Chris Wood column: I can sense the Ryder Cup in the distance after BMW PGA win

Champagne moment: Chris Wood celebrates victory at Wentworth (photo by Getty Images)

Champagne moment: Chris Wood celebrates victory at Wentworth (photo by Getty Images)

by BMW PGA Championship winner Chris Wood

I don’t make a habit of ­studying the world rankings  at the end of a tournament, but after winning at ­Wentworth on Sunday it makes interesting reading for me. It has been hard to describe exactly how I have felt since sinking that two-foot putt on the 18th green to win by a shot because there has just been so much to take in.

For the biggest win of my career so far has certainly changed so many ­statistics. I now find myself in 22nd place in the world rankings, and, after ­picking up my biggest prize, I am now fifth in this year’s Race to Dubai money list. And what could mean most to me is that I am now third in the money list table that will provide four automatic places for Darren Clarke’s Ryder Cup team in September.
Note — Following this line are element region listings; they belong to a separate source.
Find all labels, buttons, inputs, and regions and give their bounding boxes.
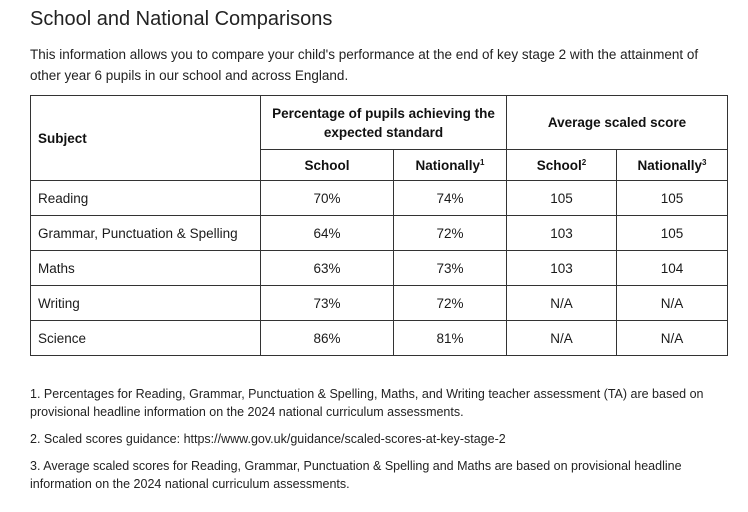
school-pct-cell: 70% — [261, 181, 394, 216]
footnote-ref-1: 1 — [480, 157, 485, 167]
table-row — [31, 251, 728, 286]
footnotes — [30, 385, 720, 502]
header-national-pct: Nationally$^1$ — [394, 150, 507, 181]
school-score-cell: 103 — [507, 216, 617, 251]
school-pct-cell: 73% — [261, 286, 394, 321]
footnote-1: 1. Percentages for Reading, Grammar, Punctuation & Spelling, Maths, and Writing teacher assessment (TA) are based on provisional headline information on the 2024 national curriculum assessments. — [30, 387, 704, 419]
subject-cell: Grammar, Punctuation & Spelling — [31, 216, 261, 251]
table-row — [31, 321, 728, 356]
footnote-3: 3. Average scaled scores for Reading, Grammar, Punctuation & Spelling and Maths are based on provisional headline information on the 2024 national curriculum assessments. — [30, 459, 682, 491]
school-score-cell: 103 — [507, 251, 617, 286]
school-pct-cell: 64% — [261, 216, 394, 251]
school-score-cell: N/A — [507, 286, 617, 321]
national-score-cell: 105 — [617, 216, 728, 251]
footnote-ref-2: 2 — [581, 157, 587, 167]
table-row — [31, 181, 728, 216]
national-pct-cell: 81% — [394, 321, 507, 356]
header-subject: Subject — [31, 96, 261, 181]
subject-cell: Writing — [31, 286, 261, 321]
header-expected-standard: Percentage of pupils achieving the expected standard — [261, 96, 507, 150]
school-pct-cell: 86% — [261, 321, 394, 356]
national-pct-cell: 73% — [394, 251, 507, 286]
subject-cell: Reading — [31, 181, 261, 216]
table-row — [31, 286, 728, 321]
school-score-cell: N/A — [507, 321, 617, 356]
national-score-cell: N/A — [617, 286, 728, 321]
national-score-cell: 105 — [617, 181, 728, 216]
school-score-cell: 105 — [507, 181, 617, 216]
school-pct-cell: 63% — [261, 251, 394, 286]
national-pct-cell: 72% — [394, 216, 507, 251]
page-title: School and National Comparisons — [30, 8, 333, 30]
header-school-pct: School — [261, 150, 394, 181]
header-school-score: School$^2$ — [507, 150, 617, 181]
header-average-scaled-score: Average scaled score — [507, 96, 728, 150]
table-row — [31, 216, 728, 251]
subject-cell: Science — [31, 321, 261, 356]
intro-text: This information allows you to compare your child's performance at the end of key stage 2 with the attainment of other year 6 pupils in our school and across England. — [30, 47, 699, 83]
national-score-cell: N/A — [617, 321, 728, 356]
footnote-ref-3: 3 — [702, 157, 707, 167]
national-pct-cell: 74% — [394, 181, 507, 216]
national-pct-cell: 72% — [394, 286, 507, 321]
header-national-score: Nationally$^3$ — [617, 150, 728, 181]
subject-cell: Maths — [31, 251, 261, 286]
national-score-cell: 104 — [617, 251, 728, 286]
footnote-2: 2. Scaled scores guidance: https://www.gov.uk/guidance/scaled-scores-at-key-stage-2 — [30, 432, 506, 446]
comparison-table — [30, 95, 728, 356]
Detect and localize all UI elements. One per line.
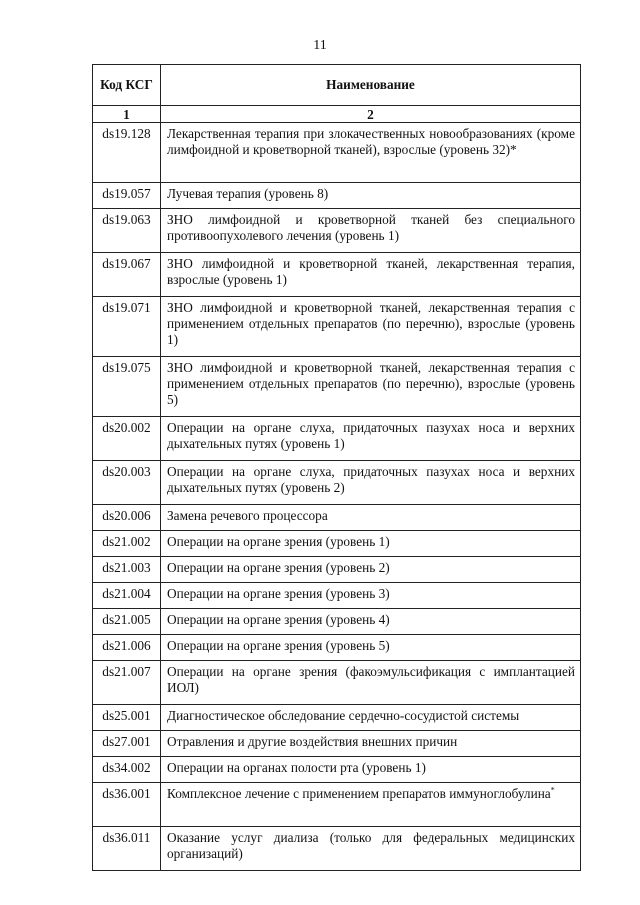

Making my debut has been my goal since I got off to a good start when the qualification period began late last year and now that ambition is within touching distance if I keep my form going over the next couple of months.

And with starts assured in all the big-money events like the US Open and The Open that are coming up, I have a great opportunity to make the team.

On top of that I could be in with a shout of earning a place in the GB team that travels to Rio de Janeiro for the Olympic Games in August.

At the moment Danny Willett and Justin Rose appear to have sewn up places for themselves since they are both in the top ten of the Games’ ­separate world ranking table, which will provide the 60 players competing for the gold medal.

And it is only countries with more than two players inside the top 15 of that table will be allowed to have more than two players in the Olympics. So getting into that top 15 – and I am not sure where I am in the table now – is another new goal.

But I must have got closer and while I did talk briefly to Jamie Spence, Britain’s Olympic team leader, this year about the Games, now I am hoping to hear from him again about filling in accreditation forms and all that sort of stuff.

But if I do make it to Rio I am going to have to make one big personal change away from the golf course because I have plans to hold by stag party during the fortnight when the Games are on.

I suppose I could hold it in Rio since a lot of my golfing friends will be out there – but one thing is for certain,  I am not going to change the date of my wedding, which is planned for the week after the Games are over.

And talking of my fiancée, it was a great feeling at Wentworth to walk off the 18th green and through the stands to the recorders’ hut to find Bethany, my parents and a group of friends waiting for me to give hugs and ­handshakes.

That was special because had such a big victory arrived in the Middle East or China, all I would have done after the prize-giving would have been to pack my bags and head for an airport to get a plane home.

Going back to statistics, some might question the fourth-round 69 that I shot because I covered the first nine at Wentworth in 29 shots, equalling the PGA Championship record, but came home in 40.

But there were two key issues in the round. On the front nine, as I said to my caddie, Punk, I just seemed to set up the perfect yardages for all my approach shots into the greens, so I was able to attack the flags.

On the back nine, the closing six holes were set up really tough and I was really pleased that I flushed my drives at 13, 15 and 17, which was absolutely vital. Yes I dropped some shots, but that didn’t play on my mind because I knew it wasn’t going to be easy and just made sure that I stayed focused.

Has the win taken my career to a new level? As far as I am concerned I am still going to be the same old Woody and I just have to keep doing on the golf course what I have always done, and around me I have a great coaching team.

My long game has been in good shape for most of the year thanks to the work that I have been doing with Mike Walker and Phil Kenyon.

But I think one of the important areas of my play at Wentworth was the work done recently on my short game with Paul Mitchell, who was my ­original coach in Bristol when I started playing the game.

Around the greens I felt a lot more comfortable and if that continues for the rest of the summer then the ­ambitions of playing in the Ryder Cup and the Olympics could be achieved.